H.R.2152 - Eunice Kennedy Shriver Act112th Congress (2011-2012)
Summary: H.R.2152 — 112th Congress (2011-2012)
Introduced in House (06/13/2011)
Eunice Kennedy Shriver Act - Reauthorizes the Special Olympics Sport and Empowerment Act of 2004 for FY2012-FY2016.
Directs the Secretary of State to act through the Assistant Secretary of State for Educational and Cultural Affairs in awarding grants or entering agreements with Special Olympics for activities outside the United States. Includes community-based prevention among the activities for which the Secretary of Health and Human Services (HHS) may award grants or enter into agreements with Special Olympics.
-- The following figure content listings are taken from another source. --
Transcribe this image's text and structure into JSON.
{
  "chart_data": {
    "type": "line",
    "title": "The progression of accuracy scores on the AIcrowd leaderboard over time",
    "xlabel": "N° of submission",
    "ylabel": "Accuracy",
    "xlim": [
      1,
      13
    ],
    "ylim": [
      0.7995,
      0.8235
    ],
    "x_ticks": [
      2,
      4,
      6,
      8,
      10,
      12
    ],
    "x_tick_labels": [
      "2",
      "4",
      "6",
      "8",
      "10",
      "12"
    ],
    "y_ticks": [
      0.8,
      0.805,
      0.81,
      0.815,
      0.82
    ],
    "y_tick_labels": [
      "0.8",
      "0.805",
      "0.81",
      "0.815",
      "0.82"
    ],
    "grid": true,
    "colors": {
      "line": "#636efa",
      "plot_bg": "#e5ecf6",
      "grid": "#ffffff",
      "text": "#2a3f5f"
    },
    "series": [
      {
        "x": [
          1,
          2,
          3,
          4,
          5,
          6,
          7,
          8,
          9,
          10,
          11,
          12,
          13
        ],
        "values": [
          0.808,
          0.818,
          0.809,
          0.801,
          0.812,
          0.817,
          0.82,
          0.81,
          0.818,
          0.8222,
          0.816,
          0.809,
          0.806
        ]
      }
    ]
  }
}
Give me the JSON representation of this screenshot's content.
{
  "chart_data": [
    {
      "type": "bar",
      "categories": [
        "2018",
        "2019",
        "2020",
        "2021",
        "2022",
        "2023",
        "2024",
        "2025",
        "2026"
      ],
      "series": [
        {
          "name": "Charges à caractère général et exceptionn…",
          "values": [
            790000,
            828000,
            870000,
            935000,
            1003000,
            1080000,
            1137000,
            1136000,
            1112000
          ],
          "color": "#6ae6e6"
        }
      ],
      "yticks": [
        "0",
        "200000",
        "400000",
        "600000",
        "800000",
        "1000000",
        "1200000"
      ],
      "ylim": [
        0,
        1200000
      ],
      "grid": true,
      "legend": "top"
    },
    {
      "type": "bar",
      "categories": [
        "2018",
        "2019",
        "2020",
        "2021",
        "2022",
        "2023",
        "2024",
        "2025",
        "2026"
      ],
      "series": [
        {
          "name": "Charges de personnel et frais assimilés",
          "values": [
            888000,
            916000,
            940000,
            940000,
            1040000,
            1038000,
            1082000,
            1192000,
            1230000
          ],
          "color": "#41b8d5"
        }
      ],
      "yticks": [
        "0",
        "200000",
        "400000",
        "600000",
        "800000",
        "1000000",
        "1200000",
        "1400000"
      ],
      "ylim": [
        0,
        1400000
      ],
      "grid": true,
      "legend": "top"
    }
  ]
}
Requires grant or agreement applications to include a description of specific measurable annual benchmarks, as well as long-term goals and objectives, to be achieved through specified activities, which must include: (1) activities to increase the full participation of people with intellectual disabilities in inclusive school and community activities with people without disabilities, (2) education programs that dispel negative stereotypes about people with intellectual disabilities, and (3) activities to increase the participation of people with intellectual disabilities in Special Olympics outside of the United States. Requires annual reports by Special Olympics to describe demographic data about Special Olympics participants.
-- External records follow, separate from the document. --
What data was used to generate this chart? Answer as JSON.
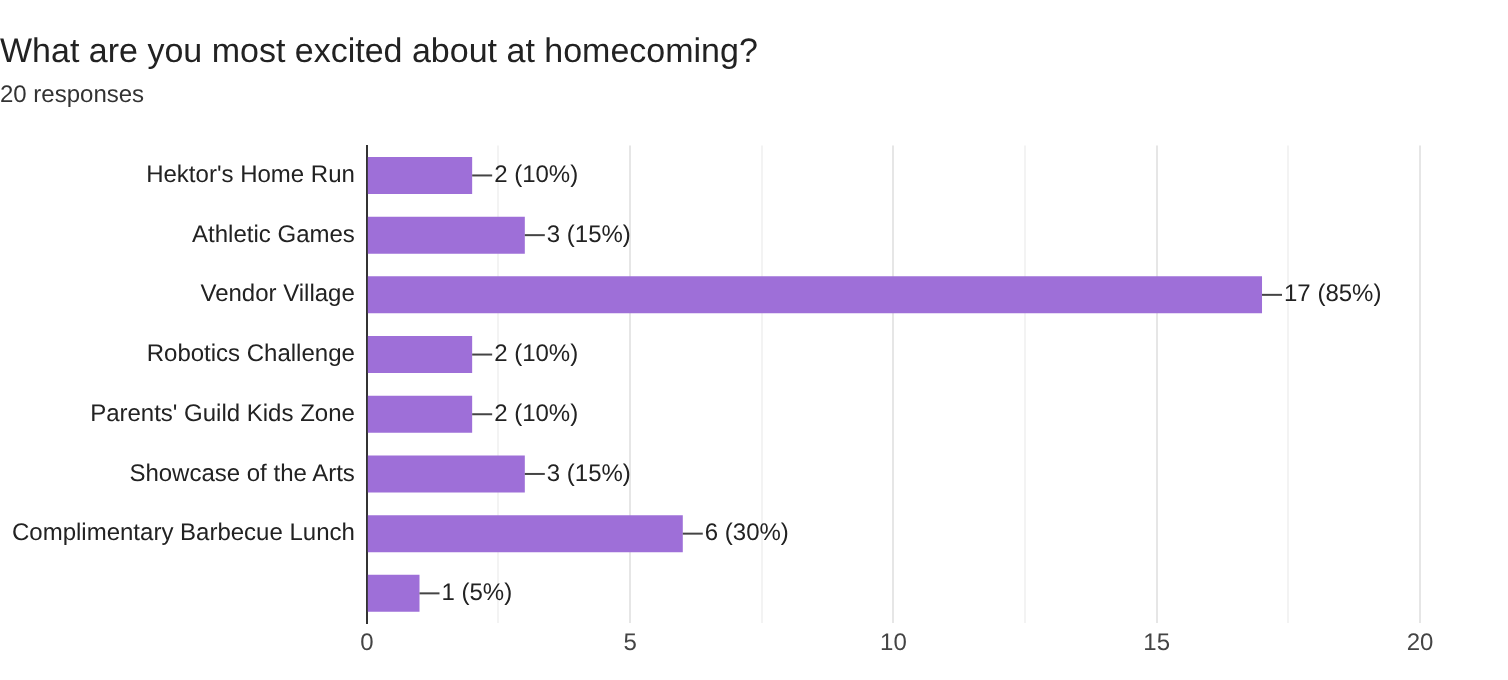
{
  "chart_data": {
    "type": "bar",
    "orientation": "horizontal",
    "title": "What are you most excited about at homecoming?",
    "subtitle": "20 responses",
    "categories": [
      "Hektor's Home Run",
      "Athletic Games",
      "Vendor Village",
      "Robotics Challenge",
      "Parents' Guild Kids Zone",
      "Showcase of the Arts",
      "Complimentary Barbecue Lunch",
      null
    ],
    "values": [
      2,
      3,
      17,
      2,
      2,
      3,
      6,
      1
    ],
    "value_labels": [
      "2 (10%)",
      "3 (15%)",
      "17 (85%)",
      "2 (10%)",
      "2 (10%)",
      "3 (15%)",
      "6 (30%)",
      "1 (5%)"
    ],
    "color": "#9e6fd8",
    "xlim": [
      0,
      20
    ],
    "xticks": [
      0,
      {
        "value": 2.5,
        "label": null
      },
      5,
      {
        "value": 7.5,
        "label": null
      },
      10,
      {
        "value": 12.5,
        "label": null
      },
      15,
      {
        "value": 17.5,
        "label": null
      },
      20
    ],
    "grid": "x"
  }
}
Authorizes the Secretary of Education to award grants or enter into contracts or cooperative agreements to promote the expansion of Best Buddies, including activities to increase the participation of people with intellectual disabilities in social relationships and other aspects of community life, including education and employment, within the United States.
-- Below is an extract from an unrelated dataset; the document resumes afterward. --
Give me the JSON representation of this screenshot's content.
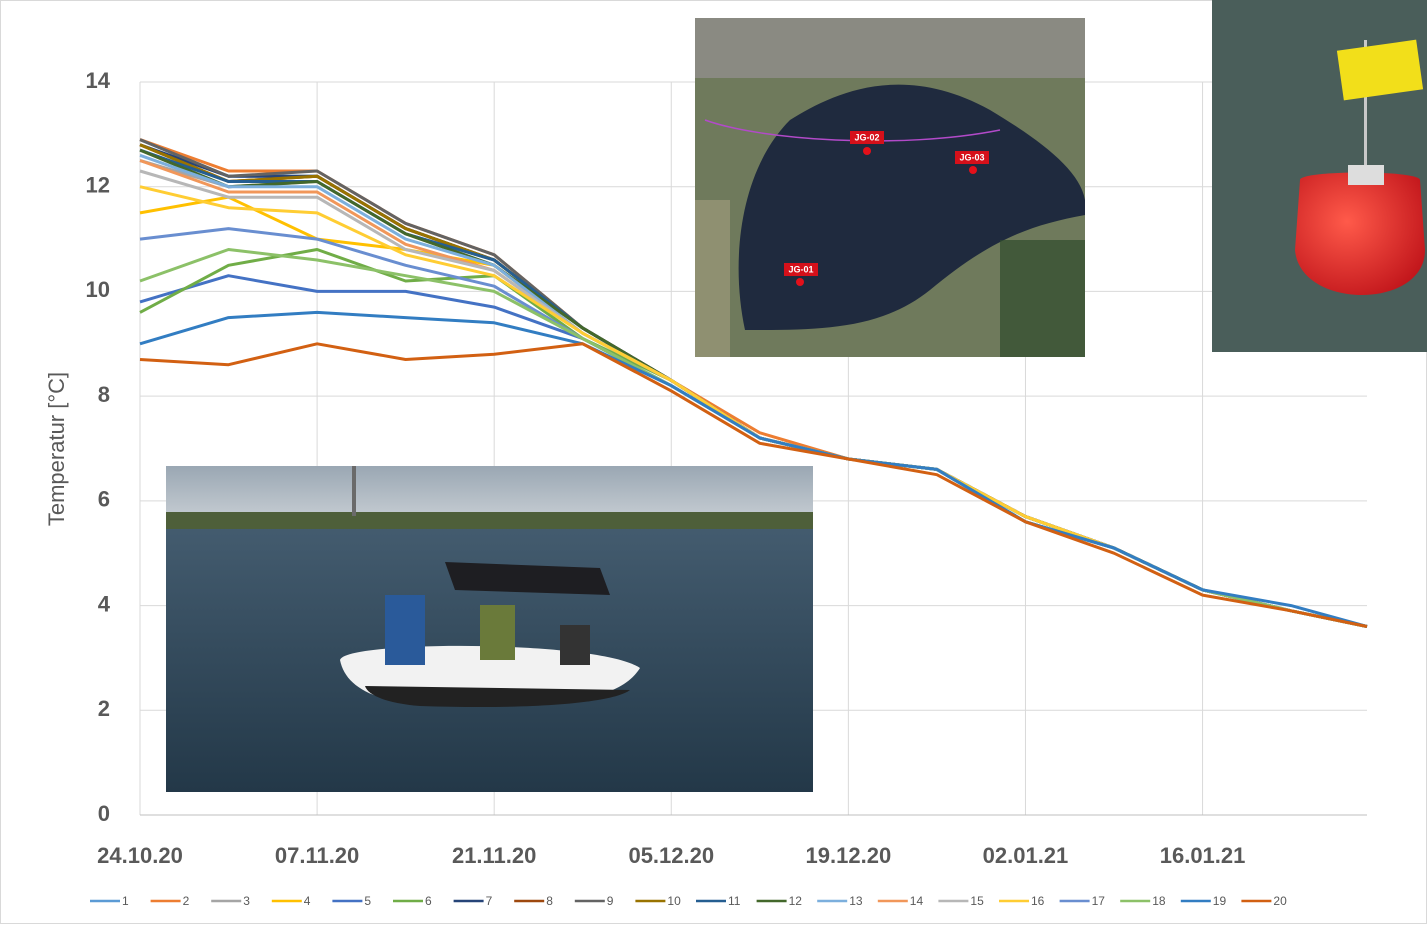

Directs the Secretary of Education to award competitive grants to institutions of higher education to establish Eunice Kennedy Shriver Institutes for Sport and Social Impact. Requires recipients to use grant funds to advance the quality of life and inclusion of people with intellectual disabilities through research and evaluation, technical assistance, training, data collection, evaluation, collaboration, and dissemination of evidence-based best practices.